OpenSearch Service additionally provides a multi-tiered storage answer to its prospects within the type of UltraWarm and Chilly tiers. UltraWarm gives cost-effective storage for less-active knowledge with question capabilities, although with greater latency in comparison with scorching storage. Chilly tier provides even lower-cost archival storage for indifferent indexes that may be reattached when wanted. Transferring knowledge to UltraWarm makes it immutable, which aligns properly with use circumstances the place knowledge updates are rare like log analytics.

Till now, there was a limitation the place UltraWarm or Chilly storage tiers couldn’t retailer k-NN indexes. As prospects undertake OpenSearch Service for vector use circumstances, we’ve noticed that they’re going through excessive prices as a result of reminiscence and storage turning into bottlenecks for his or her workloads.

To supply related cost-saving economics for bigger datasets, we at the moment are supporting k-NN indexes in each UltraWarm and Chilly tiers. This can allow you to avoid wasting prices, particularly for workloads the place:

A good portion of your vector knowledge is accessed much less continuously (for instance, historic product catalogs, archived content material embeddings, or older doc repositories)
You want isolation between continuously and often accessed workloads, minimizing the necessity to scale scorching tier cases to assist forestall interference from indexes that may be moved to the nice and cozy tier

On this publish, we talk about this new functionality and its use circumstances, and supply a cost-benefit evaluation in several situations.

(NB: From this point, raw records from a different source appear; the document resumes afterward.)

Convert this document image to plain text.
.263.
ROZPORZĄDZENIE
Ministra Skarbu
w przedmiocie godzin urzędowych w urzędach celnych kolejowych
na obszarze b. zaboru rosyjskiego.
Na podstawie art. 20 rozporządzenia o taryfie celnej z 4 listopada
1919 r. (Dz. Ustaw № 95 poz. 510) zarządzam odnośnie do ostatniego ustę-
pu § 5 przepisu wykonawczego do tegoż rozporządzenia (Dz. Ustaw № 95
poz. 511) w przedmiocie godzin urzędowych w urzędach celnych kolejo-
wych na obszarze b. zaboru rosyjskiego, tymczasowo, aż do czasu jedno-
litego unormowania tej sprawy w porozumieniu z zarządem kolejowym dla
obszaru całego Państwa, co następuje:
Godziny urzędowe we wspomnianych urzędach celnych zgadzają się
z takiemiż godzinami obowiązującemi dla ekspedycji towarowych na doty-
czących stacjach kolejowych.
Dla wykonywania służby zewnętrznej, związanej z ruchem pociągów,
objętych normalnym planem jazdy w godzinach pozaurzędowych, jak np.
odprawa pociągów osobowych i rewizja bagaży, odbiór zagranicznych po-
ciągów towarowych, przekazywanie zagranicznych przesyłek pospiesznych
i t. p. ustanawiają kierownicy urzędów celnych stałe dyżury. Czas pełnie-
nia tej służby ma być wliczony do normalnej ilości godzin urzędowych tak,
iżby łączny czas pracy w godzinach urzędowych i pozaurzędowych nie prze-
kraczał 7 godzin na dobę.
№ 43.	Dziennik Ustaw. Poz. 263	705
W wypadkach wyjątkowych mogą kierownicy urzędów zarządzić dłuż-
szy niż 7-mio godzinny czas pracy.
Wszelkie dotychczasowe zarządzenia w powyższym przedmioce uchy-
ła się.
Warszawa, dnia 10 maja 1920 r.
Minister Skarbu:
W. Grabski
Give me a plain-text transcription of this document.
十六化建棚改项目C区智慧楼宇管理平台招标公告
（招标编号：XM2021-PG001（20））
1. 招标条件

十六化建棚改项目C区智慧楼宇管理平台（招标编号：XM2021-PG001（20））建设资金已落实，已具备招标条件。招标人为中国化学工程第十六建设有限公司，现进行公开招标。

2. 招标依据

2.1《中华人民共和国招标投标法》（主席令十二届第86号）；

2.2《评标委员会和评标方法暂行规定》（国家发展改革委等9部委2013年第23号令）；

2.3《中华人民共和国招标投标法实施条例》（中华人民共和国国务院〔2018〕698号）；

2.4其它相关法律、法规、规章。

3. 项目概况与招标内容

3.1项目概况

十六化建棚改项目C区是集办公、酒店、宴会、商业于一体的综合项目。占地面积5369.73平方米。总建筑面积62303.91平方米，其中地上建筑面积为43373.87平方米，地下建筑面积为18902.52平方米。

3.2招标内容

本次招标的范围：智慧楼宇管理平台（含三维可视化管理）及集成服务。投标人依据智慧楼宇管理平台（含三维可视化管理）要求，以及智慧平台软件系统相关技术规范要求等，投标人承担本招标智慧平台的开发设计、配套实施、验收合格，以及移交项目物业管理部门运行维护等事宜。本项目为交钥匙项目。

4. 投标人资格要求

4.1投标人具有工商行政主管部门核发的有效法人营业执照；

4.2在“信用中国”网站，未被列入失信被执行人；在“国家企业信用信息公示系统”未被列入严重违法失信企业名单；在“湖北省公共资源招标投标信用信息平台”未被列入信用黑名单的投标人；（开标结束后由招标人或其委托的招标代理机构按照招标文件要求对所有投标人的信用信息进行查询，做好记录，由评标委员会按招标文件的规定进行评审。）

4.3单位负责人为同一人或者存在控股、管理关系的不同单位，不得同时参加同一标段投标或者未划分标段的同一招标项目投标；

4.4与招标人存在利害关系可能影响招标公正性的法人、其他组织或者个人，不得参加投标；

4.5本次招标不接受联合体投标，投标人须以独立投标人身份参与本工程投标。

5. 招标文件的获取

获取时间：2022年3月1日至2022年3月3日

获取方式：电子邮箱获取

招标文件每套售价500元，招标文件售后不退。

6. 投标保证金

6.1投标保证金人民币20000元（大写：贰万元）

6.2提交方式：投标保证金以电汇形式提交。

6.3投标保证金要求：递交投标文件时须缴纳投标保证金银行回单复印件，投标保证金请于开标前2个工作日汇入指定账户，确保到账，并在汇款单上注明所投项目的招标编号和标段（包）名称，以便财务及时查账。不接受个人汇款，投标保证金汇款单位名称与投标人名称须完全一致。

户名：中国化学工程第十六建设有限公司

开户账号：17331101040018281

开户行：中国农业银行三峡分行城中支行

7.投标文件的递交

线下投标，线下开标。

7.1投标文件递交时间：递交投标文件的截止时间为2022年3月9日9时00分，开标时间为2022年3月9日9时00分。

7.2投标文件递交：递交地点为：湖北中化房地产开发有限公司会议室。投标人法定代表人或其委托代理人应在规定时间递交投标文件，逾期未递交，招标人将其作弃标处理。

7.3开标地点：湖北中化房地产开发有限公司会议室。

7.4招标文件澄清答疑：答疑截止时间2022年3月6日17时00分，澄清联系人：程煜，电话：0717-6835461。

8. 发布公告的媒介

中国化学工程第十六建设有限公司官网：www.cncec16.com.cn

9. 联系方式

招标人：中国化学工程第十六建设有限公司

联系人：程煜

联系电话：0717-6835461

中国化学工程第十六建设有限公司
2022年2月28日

New functionality: Ok-NN indexes in UltraWarm and Chilly tiers

Now you can allow UltraWarm and Chilly tiers to your k-NN indexes from OpenSearch Service model 2.17 and up. This characteristic is accessible for each new and current domains upgraded to model 2.17. Ok-NN indexes created after OpenSearch Service model 2.x are eligible for migration to heat and chilly tiers. Ok-NN indexes utilizing numerous forms of engines (FAISS, NMSLib, and Lucene) are eligible emigrate.

Use circumstances

This multi-tiered method to k-NN vector search advantages the next numerous use circumstances:

Lengthy-term semantic search – Keep searchability on years of historic textual content knowledge for authorized, analysis, or compliance functions
Evolving AI fashions – Retailer embeddings from a number of variations of AI fashions, permitting comparisons and backward compatibility with out the price of preserving all knowledge in scorching storage
Massive-scale picture and video similarity – Construct in depth libraries of visible content material that may be searched effectively, even because the dataset grows past the sensible limits of scorching storage
Ecommerce product suggestions – Retailer and search by way of huge product catalogs, shifting much less standard or seasonal gadgets to cheaper tiers whereas sustaining search capabilities

Let’s discover real-world situations as an instance the potential price advantages of utilizing k-NN indexes with UltraWarm and Chilly storage tiers. We might be utilizing us-east-1 because the consultant AWS Area for these situations.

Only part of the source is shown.